The first 100 days of 2021

The year 2020 continues to surprise. But why would we expect anything different, especially in the penultimate week of an apocalyptic year.

Everywhere things seem iffy, and the White House is not immune to this uncertainty. President Trump not only vetoed a massive defense bill on December 23rd, but then he threatened to do the same to a pandemic relief bill the day after Christmas. Did President Donald Trump really just bypass the Center with two sweeping progressive strides to the Left?

Regardless of how this long-awaited pandemic relief is eventually realized, wouldn’t it make more sense for a recently defeated incumbent to go out in good standing with his GOP base? Why would he publicly leverage Executive power to ensure that hurting Americans receive $2000 in direct payments when the leadership in both political parties stand in opposition?

Did the breakneck speed of news, polling, and social media weigh on POTUS’ decision to break away in his final days in the Oval Office? Quite possibly. But history provides us with another possible explanation.

Look no further than the Great Depression. Historians note how the “The First Hundred Days” set the tone for Franklin Delano Roosevelt being re-elected three times. Said another way, FDR’s bold and swift response to a lingering Depression helped restore confidence in a decimated nation, earning the long-term trust of American voters.

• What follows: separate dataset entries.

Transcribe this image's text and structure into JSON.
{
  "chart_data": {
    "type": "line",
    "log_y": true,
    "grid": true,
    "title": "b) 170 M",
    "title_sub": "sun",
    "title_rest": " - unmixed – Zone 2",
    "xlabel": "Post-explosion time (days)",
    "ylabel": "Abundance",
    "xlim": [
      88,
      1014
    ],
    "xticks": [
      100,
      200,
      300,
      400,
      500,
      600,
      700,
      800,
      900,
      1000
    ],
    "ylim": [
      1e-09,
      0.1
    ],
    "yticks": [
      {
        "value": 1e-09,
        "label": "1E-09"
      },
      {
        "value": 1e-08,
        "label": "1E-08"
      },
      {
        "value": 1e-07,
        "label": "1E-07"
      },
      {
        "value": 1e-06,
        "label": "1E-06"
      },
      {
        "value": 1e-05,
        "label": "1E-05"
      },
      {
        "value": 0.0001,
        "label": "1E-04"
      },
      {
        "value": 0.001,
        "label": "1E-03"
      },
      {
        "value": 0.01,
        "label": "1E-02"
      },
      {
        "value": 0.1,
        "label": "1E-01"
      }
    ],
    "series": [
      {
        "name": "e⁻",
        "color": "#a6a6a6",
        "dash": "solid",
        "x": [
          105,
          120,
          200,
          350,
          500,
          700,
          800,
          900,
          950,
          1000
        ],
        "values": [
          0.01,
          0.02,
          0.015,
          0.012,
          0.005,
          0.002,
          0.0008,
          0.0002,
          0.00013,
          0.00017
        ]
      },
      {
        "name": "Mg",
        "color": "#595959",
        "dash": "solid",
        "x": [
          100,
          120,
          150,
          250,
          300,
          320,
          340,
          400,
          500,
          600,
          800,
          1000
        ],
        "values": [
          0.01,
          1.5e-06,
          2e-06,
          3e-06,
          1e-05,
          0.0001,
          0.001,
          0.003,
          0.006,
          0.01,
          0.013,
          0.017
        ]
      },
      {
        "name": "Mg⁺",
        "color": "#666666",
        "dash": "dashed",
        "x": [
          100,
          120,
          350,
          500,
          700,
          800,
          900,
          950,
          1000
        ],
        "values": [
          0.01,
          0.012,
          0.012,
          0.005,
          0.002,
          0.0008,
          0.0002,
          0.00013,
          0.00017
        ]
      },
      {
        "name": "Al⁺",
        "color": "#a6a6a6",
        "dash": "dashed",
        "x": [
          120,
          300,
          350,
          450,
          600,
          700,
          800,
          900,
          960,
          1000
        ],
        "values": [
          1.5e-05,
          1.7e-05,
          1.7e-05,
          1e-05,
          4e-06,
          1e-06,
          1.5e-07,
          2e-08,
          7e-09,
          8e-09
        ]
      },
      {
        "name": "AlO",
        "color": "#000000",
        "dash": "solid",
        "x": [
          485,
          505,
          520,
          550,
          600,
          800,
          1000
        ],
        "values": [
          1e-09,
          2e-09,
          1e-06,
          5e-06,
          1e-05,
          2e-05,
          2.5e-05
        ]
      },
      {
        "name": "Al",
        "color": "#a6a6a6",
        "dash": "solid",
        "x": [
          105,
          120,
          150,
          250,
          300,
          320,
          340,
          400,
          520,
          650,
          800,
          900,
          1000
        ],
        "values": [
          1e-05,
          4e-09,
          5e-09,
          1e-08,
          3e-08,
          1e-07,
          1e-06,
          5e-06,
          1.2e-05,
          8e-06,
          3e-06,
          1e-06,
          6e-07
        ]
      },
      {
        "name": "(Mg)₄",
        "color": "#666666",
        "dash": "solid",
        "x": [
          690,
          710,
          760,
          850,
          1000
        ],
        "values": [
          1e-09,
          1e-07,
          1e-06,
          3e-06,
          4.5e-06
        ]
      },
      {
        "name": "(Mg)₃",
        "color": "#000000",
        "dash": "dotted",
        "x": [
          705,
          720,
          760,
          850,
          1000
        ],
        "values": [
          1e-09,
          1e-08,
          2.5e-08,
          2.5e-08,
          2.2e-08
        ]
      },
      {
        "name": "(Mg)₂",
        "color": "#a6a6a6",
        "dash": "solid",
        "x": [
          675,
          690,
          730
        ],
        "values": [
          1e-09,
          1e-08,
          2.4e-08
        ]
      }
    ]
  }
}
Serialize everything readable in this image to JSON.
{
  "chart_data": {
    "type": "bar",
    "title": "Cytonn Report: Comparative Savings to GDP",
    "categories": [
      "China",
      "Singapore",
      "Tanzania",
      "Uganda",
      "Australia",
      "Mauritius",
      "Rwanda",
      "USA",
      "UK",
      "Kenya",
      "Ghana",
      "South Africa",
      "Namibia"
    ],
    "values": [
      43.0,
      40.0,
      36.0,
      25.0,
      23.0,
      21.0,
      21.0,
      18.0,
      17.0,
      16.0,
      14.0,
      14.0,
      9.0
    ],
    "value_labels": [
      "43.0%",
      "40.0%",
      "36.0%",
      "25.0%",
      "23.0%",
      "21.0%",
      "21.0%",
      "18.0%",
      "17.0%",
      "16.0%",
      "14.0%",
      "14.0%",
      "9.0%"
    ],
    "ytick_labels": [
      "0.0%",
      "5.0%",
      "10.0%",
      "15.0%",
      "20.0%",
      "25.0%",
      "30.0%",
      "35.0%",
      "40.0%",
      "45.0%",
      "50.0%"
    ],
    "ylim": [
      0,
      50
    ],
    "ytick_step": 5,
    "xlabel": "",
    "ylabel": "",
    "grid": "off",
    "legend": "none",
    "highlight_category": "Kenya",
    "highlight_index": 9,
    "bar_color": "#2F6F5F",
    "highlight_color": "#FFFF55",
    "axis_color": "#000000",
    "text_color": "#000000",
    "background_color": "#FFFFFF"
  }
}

An estimated 150,000 spectators gather on the East Front of the U.S. Capitol on March 4, 1933, in this unique aerial view.

Library of Congress

Given the downward spiral we currently find ourselves in, it's not absurd to think that most Americans agree with Trumpian logic here. If one stimulus check in the Spring was inadequate, they surely do not want to be the recipients of Congressional leftovers for a second go-round. Has Trump correctly read the room, or is he demonstrating a knowledge of history and choosing wisely in order to preserve his legacy? Has he been advised to study the reaction of past Presidents to national emergencies similar in scale? If so, he would quickly discover that FDR once received over 98% of the electoral vote total in a re-election bid shortly after the Great Depression. The New Deal factored into that widespread popularity and there is a strong possibility that a political aspirant like Donald Trump is now keenly aware of it.

Detractors may insist that Donald Trump is merely suffering from “white knight syndrome”, once again promising improvement to fellow Americans. After all, he ran twice on a slogan that revolved around making and keeping a country great.

Only time will tell. Whatever the reason, stay safe and let’s keep hoping for a better 2021.